There are a number of decisions of the courts construing such statutes as that here in question. These decisions include National Bank v. Commonwealth, 9 Wall. 353; Home Savings Bank v. Des Moines, 205 U. S. 503; First National Bank v. McNeel, 238 Fed. 559; 1 Am. Fed. Tax Rep. 723; National Bank of Commerce v. Allen, 223 *953Fed. 472; 1 Am. Fed. Tax Rep. 483; Eliot National Bank v. Gill, 218 Fed. 600; 1 Am. Fed. Tax Rep. 407.
In some of tbe statutes involved in these decisions express provision was made that the bank should have a lien upon the dividends and upon the stock for reimbursement for the tax paid. In others there was no such provision. In First National Bank v. McNeel, supra, section 4273 of the Code of Mississippi of 1906 was under construction by the Circuit Court of Appeals for the Fifth Circuit. The statute provided that the principal officer of each bank should deliver to the assessor of taxes of the county in which it was located a written statement, under oath, of the number and amount of all the shares of its capital stock paid in and of the amount of its undivided surplus or accumulations of any sort, that the value of such shares should be based upon the sum of such amounts and should be the basis of taxation of such shares to the holder or owner thereof. The bank was required to pay the tax. In that case the court, which included District Judge Call, who subsequently decided the case of United States v. Guaranty Trust & Savings Bank, supra, upon which the taxpayer relies, held, in a per curiam, decision, that the tax was upon the shareholder and not upon the bank.
In Home Savings Bank v. Des Moines, supra, the Supreme Court held unconstitutional a tax imposed upon the capital of banks where, by express provision of the law, the tax was imposed upon the banks and not upon the individual stockholders. The court distinguishes the case before it from the case where the tax is imposed upon the shareholders and is to be paid by the bank, upon the ground that, in the latter case, the corporation has a common-law right to recover from the shareholders the tax paid.

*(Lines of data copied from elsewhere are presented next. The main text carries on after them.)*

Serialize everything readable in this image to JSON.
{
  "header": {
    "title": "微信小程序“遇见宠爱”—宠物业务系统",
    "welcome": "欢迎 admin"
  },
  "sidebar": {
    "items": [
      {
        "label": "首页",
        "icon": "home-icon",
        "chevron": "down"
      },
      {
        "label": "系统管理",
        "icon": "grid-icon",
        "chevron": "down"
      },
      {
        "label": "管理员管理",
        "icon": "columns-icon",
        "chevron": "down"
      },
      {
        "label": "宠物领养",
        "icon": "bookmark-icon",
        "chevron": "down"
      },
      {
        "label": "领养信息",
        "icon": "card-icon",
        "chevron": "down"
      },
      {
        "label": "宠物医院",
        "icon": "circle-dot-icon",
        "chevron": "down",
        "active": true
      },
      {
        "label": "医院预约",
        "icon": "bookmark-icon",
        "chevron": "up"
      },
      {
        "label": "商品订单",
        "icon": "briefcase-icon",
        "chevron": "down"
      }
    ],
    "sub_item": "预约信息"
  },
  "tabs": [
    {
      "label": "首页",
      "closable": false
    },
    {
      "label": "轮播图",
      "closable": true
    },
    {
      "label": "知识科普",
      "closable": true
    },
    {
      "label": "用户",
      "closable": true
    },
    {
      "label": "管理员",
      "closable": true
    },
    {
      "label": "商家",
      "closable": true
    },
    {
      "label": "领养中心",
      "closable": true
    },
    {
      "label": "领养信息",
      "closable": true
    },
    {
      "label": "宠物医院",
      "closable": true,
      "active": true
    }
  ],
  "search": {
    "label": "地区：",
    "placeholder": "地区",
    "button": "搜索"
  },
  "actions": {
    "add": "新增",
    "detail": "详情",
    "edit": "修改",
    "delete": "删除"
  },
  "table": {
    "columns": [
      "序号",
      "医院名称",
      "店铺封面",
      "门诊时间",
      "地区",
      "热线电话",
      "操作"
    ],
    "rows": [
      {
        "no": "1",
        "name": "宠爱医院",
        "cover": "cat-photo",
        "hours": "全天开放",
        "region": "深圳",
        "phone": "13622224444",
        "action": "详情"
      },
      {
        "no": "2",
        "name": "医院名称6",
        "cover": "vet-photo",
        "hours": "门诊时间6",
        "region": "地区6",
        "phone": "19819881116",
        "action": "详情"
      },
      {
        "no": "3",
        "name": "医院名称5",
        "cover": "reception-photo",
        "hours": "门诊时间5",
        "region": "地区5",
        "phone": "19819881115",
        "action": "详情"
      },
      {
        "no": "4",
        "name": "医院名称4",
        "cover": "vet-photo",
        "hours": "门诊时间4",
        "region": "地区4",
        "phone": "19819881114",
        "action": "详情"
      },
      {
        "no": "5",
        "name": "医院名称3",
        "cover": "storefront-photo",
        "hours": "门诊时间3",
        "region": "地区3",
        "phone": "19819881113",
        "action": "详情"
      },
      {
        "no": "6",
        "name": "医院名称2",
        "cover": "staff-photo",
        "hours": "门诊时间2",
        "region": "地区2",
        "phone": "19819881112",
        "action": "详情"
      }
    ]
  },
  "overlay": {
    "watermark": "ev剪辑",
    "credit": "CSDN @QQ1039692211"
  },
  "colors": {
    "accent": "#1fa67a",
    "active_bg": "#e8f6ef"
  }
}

We do not conceive that the provision of the Georgia statute making the bank liable to make the return -and to pay the tax prevents a recovery from the shareholders. The law provides in express terms that the tax is not upon the capital of the bank but is upon the shares of the stockholders. The bank is the agency through which the tax upon the shares is to be collected. Having paid a tax imposed upon its shareholder, it has the right at common law to collect such tax, whether or not a lien is granted by express provision of the law. National Bank v. Commonwealth, supra. In that case the Supreme Court, construing such a provision of the laws of Kentucky, says:
If the State of Kentucky had a claim against a stockholder of the bank who was a non-resident of the State, it could undoubtedly collect the claim by legal proceeding, in which the bank could be attached or garnisheed, and made to pay the debt out of the means of its shareholder under its control. This is, in fact, what the law of Kentucky does in regard to the tax of the State on the bank shares.
*954We conclude that the tax under discussion is imposed upon the shareholders and not upon the bant, that the bank is merely a means used by the State to enforce collection, and that the tax is not a proper deduction, under the- Revenue Act of 1918, from the income of the taxpayer.